Маленький коллектив заносил в документацию изменения и поправки, обильно поставляемые конструкторами и технологами. И те, и другие изощрялись, как могли. Если бы поток изменений прекратился хоть на неделю, логически получалось, что основное изделие наконец-то доведено до нужных кондиций. Тогда у начальства невольно возник бы вопрос: отчего же изделие так и не запущено в серийное производство? Кроме того, конструкторов и технологов могли бы переключить на новое сложное изделие…

Каждый старался внести хотя бы крохотное улучшение в конструкцию и технологию изготовления троянского коня — основного изделия «Олимпа». Как только ожидаемый экономический эффект превышал пять драхм, составлялась заявка на рацпредложение. Естественно, что конструкторский отдел все время завоевывал почетные жасминовые тирсы за победу в смотрах-конкурсах на лучшую постановку рационализаторской работы. Еще естественнее, сектор НТК трудился не разгибаясь.

Своим подчиненным, молодым инженером по внесению корректировок Одиссеем, Пенелопа была довольна. Аккуратный, вежливый и эрудированный, Одиссей обладал к тому же сноровкой и находчивостью, что блестяще доказал в истории с источником ГСМ, забившим посреди завода. Все шло своим неспешным чередом, когда в один из ясных летних дней в сектор позвонил непосредственный начальник Пенелопы — главный конструктор «Олимпа» Агамемнон:

— Как там твой знаменитый Одиссей? Все такой же хитроумный?

— К Одиссею претензий нет, — твердо ответила Пенелопа. — А что, есть основания сомневаться?

— Да нет, отчего же… — сказал Агамемнон. — У тебя коллектив крепкий, всем известно.

— Ну уж, коллектив. Инженер да лаборант, который вечно болеет корью и коклюшем…

— Вот-вот, стало быть сотрудников у тебя двое…

— Мы едва справляемся, — предупредила Пенелопа, чутким женским сердцем ощутившая тревогу.

— Подумаешь, птицы какие. — Агамемнон всегда считался на заводе надменным и грубоватым человеком, попросту — тираном. — Производство без твоего Одиссея не развалится. Короче, у меня разнарядка. Поедет твой любимчик на уборку оливок.

— Одиссея на оливки! — воскликнула Пенелопа. — Пошлите лучше Телемака, ему на свежем воздухе полезнее.

— Телемак представил справку об аллергии.

— Аллергии? На что именно?

— На все, — сказал Агамемнон. — Там приложение на трех листах. На оливки тоже…

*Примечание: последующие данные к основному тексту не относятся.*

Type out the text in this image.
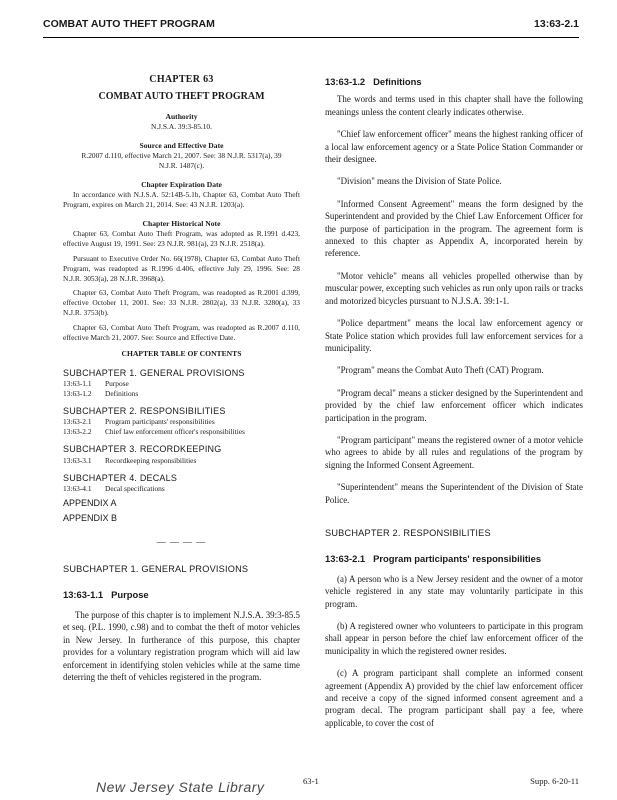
COMBAT AUTO THEFT PROGRAM	13:63-2.1
CHAPTER 63
COMBAT AUTO THEFT PROGRAM
Authority
N.J.S.A. 39:3-85.10.
Source and Effective Date
R.2007 d.110, effective March 21, 2007. See: 38 N.J.R. 5317(a), 39 N.J.R. 1487(c).
Chapter Expiration Date
In accordance with N.J.S.A. 52:14B-5.1b, Chapter 63, Combat Auto Theft Program, expires on March 21, 2014. See: 43 N.J.R. 1203(a).
Chapter Historical Note

Chapter 63, Combat Auto Theft Program, was adopted as R.1991 d.423, effective August 19, 1991. See: 23 N.J.R. 981(a), 23 N.J.R. 2518(a).

Pursuant to Executive Order No. 66(1978), Chapter 63, Combat Auto Theft Program, was readopted as R.1996 d.406, effective July 29, 1996. See: 28 N.J.R. 3053(a), 28 N.J.R. 3968(a).

Chapter 63, Combat Auto Theft Program, was readopted as R.2001 d.399, effective October 11, 2001. See: 33 N.J.R. 2802(a), 33 N.J.R. 3280(a), 33 N.J.R. 3753(b).

Chapter 63, Combat Auto Theft Program, was readopted as R.2007 d.110, effective March 21, 2007. See: Source and Effective Date.

CHAPTER TABLE OF CONTENTS
SUBCHAPTER 1. GENERAL PROVISIONS
13:63-1.1 Purpose
13:63-1.2 Definitions
SUBCHAPTER 2. RESPONSIBILITIES
13:63-2.1 Program participants' responsibilities
13:63-2.2 Chief law enforcement officer's responsibilities
SUBCHAPTER 3. RECORDKEEPING
13:63-3.1 Recordkeeping responsibilities
SUBCHAPTER 4. DECALS
13:63-4.1 Decal specifications
APPENDIX A
APPENDIX B
— — — —
SUBCHAPTER 1. GENERAL PROVISIONS
13:63-1.1 Purpose

The purpose of this chapter is to implement N.J.S.A. 39:3-85.5 et seq. (P.L. 1990, c.98) and to combat the theft of motor vehicles in New Jersey. In furtherance of this purpose, this chapter provides for a voluntary registration program which will aid law enforcement in identifying stolen vehicles while at the same time deterring the theft of vehicles registered in the program.

13:63-1.2 Definitions

The words and terms used in this chapter shall have the following meanings unless the content clearly indicates otherwise.

"Chief law enforcement officer" means the highest ranking officer of a local law enforcement agency or a State Police Station Commander or their designee.

"Division" means the Division of State Police.

"Informed Consent Agreement" means the form designed by the Superintendent and provided by the Chief Law Enforcement Officer for the purpose of participation in the program. The agreement form is annexed to this chapter as Appendix A, incorporated herein by reference.

"Motor vehicle" means all vehicles propelled otherwise than by muscular power, excepting such vehicles as run only upon rails or tracks and motorized bicycles pursuant to N.J.S.A. 39:1-1.

"Police department" means the local law enforcement agency or State Police station which provides full law enforcement services for a municipality.

"Program" means the Combat Auto Theft (CAT) Program.

"Program decal" means a sticker designed by the Superintendent and provided by the chief law enforcement officer which indicates participation in the program.

"Program participant" means the registered owner of a motor vehicle who agrees to abide by all rules and regulations of the program by signing the Informed Consent Agreement.

"Superintendent" means the Superintendent of the Division of State Police.

SUBCHAPTER 2. RESPONSIBILITIES
13:63-2.1 Program participants' responsibilities

(a) A person who is a New Jersey resident and the owner of a motor vehicle registered in any state may voluntarily participate in this program.

(b) A registered owner who volunteers to participate in this program shall appear in person before the chief law enforcement officer of the municipality in which the registered owner resides.

(c) A program participant shall complete an informed consent agreement (Appendix A) provided by the chief law enforcement officer and receive a copy of the signed informed consent agreement and a program decal. The program participant shall pay a fee, where applicable, to cover the cost of

63-1	Supp. 6-20-11
New Jersey State Library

Одиссея провожали всем коллективом, нежно и трепетно, словно он отправлялся не на сельхозработы в Скачковский район, а в опасный одиночный залив к Геркулесовым столбам, туда и обратно стилем «на спине».

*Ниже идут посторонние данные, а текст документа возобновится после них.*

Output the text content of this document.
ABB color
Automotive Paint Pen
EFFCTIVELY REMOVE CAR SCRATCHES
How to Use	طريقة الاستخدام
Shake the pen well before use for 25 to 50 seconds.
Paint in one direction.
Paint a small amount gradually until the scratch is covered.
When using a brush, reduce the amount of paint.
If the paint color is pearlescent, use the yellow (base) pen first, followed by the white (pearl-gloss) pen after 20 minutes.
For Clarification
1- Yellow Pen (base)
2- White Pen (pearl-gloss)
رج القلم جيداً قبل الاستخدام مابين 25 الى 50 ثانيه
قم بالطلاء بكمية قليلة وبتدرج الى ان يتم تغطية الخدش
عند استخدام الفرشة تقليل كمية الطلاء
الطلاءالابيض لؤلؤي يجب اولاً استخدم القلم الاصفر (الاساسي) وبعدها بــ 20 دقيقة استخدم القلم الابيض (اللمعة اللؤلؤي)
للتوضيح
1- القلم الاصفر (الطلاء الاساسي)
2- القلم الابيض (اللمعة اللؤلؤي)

— Не простынь там, обязательно надевай шерстяные носки, — твердила Пенелопа, сжимая виски ледяными пальцами. — И главное, не ешь, не ешь этих оливок. В рот не бери! Они все опрысканы страшной отравой от вредителей.

— Я не вредитель, — отшучивался Одиссей, — на меня эти яды не действуют, толстею только. Не беда, попрошусь на силос, приеду весь зеленый — смеху будет!.. Ну-ну, крепитесь давайте, чего уж так-то…

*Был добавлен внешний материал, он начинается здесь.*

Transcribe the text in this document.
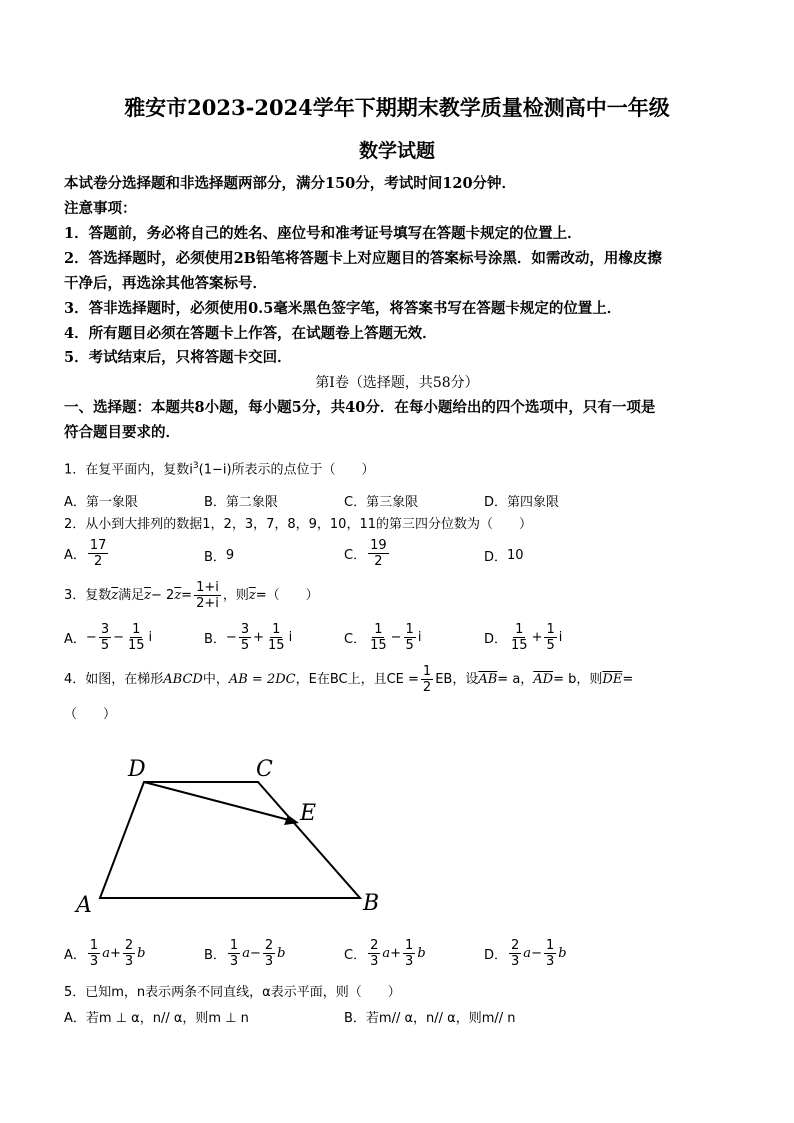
雅安市2023-2024学年下期期末教学质量检测高中一年级
数学试题
本试卷分选择题和非选择题两部分，满分150分，考试时间120分钟．
注意事项：
1．答题前，务必将自己的姓名、座位号和准考证号填写在答题卡规定的位置上．
2．答选择题时，必须使用2B铅笔将答题卡上对应题目的答案标号涂黑．如需改动，用橡皮擦
干净后，再选涂其他答案标号．
3．答非选择题时，必须使用0.5毫米黑色签字笔，将答案书写在答题卡规定的位置上．
4．所有题目必须在答题卡上作答，在试题卷上答题无效．
5．考试结束后，只将答题卡交回．
第Ⅰ卷（选择题，共58分）
一、选择题：本题共8小题，每小题5分，共40分．在每小题给出的四个选项中，只有一项是
符合题目要求的．
1．在复平面内，复数$i^3(1-i)$所表示的点位于（　　）
A．第一象限	B．第二象限	C．第三象限	D．第四象限
2．从小到大排列的数据1，2，3，7，8，9，10，11的第三四分位数为（　　）
A． $\frac{17}{2}$	B． 9	C． $\frac{19}{2}$	D． 10
3．复数 $\overline{z}$ 满足 $\overline{z} - 2$ $\overline{z} = \frac{1+i}{2+i}$ ，则 $\overline{z}$ =（　　）
A． − $\frac{3}{5} - \frac{1}{15}$ i	B． − $\frac{3}{5} + \frac{1}{15}$ i	C． $\frac{1}{15} - \frac{1}{5}$ i	D． $\frac{1}{15} + \frac{1}{5}$ i
4．如图，在梯形 ABCD 中， AB = 2DC ，E在BC上，且CE = $\frac{1}{2}$ EB，设 $\overline{AB} = a$， $\overline{AD} = b$，则 $\overline{DE}$ =
（　　）
D	C
E
A	B
A． $\frac{1}{3}$ $a + \frac{2}{3}$ b	B． $\frac{1}{3}$ $a - \frac{2}{3}$ b	C． $\frac{2}{3}$ $a + \frac{1}{3}$ b	D． $\frac{2}{3}$ $a - \frac{1}{3}$ b
5．已知m，n表示两条不同直线，α表示平面，则（　　）
A．若m ⊥ α，n// α，则m ⊥ n	B．若m// α，n// α，则m// n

— Да, — плаксиво говорила завсектором, — ты уедешь, а мы тут совсем запурхаемся. Возвращайся, Одиссей! Возвращайся…

Телемак стоял рядом и всем своим простуженным существом выражал готовность сию минуту броситься вперед. Его хронический насморк от неизбывной скорби приобрел в два раза большую интенсивность.

— Ты куда, Одиссей? — повторял он, утираясь платком, хотя прекрасно знал, куда, и, чтоб туда не ехать, еще за две недели позаботился о мощной справке. Он чихал, страдал и кашлял. Одиссей поскорее уехал, чтобы не заразиться.

Он уехал в Скачковскнй район, а Пенелопа еще долго стояла у окна. Сердце-вещун остается вещуном и у женщин-завсектором тоже. Оно предсказывало долгую разлуку и, конечно, не ошиблось…

По двору грузовой Пегас перевозил партию статуй «Афродита с веслом». На вершине горы шлакоотходов, на своем камне восседал Сизиф — обмахиваясь кепкой, закусывал булочкой и кефиром (наступило время обеда). У подножия горы в состоянии творческой задумчивости расхаживал директор клуба имени Апполона в повседневной трагической маске. Все было, как всегда. Не было лишь Одиссея…

Пенелопа вздохнула в последний раз, отошла от окна и принялась за составление сводной годовой ведомости. Предстояло систематизировать все поступившие за год изменения, разделить по группам, выделить наиболее существенные — словом, дать общую картину. В таблице насчитывалось девяносто шесть граф, каждую из которых, вместе с подграфами надлежало заполнить цифрами и красивыми греческими буквами.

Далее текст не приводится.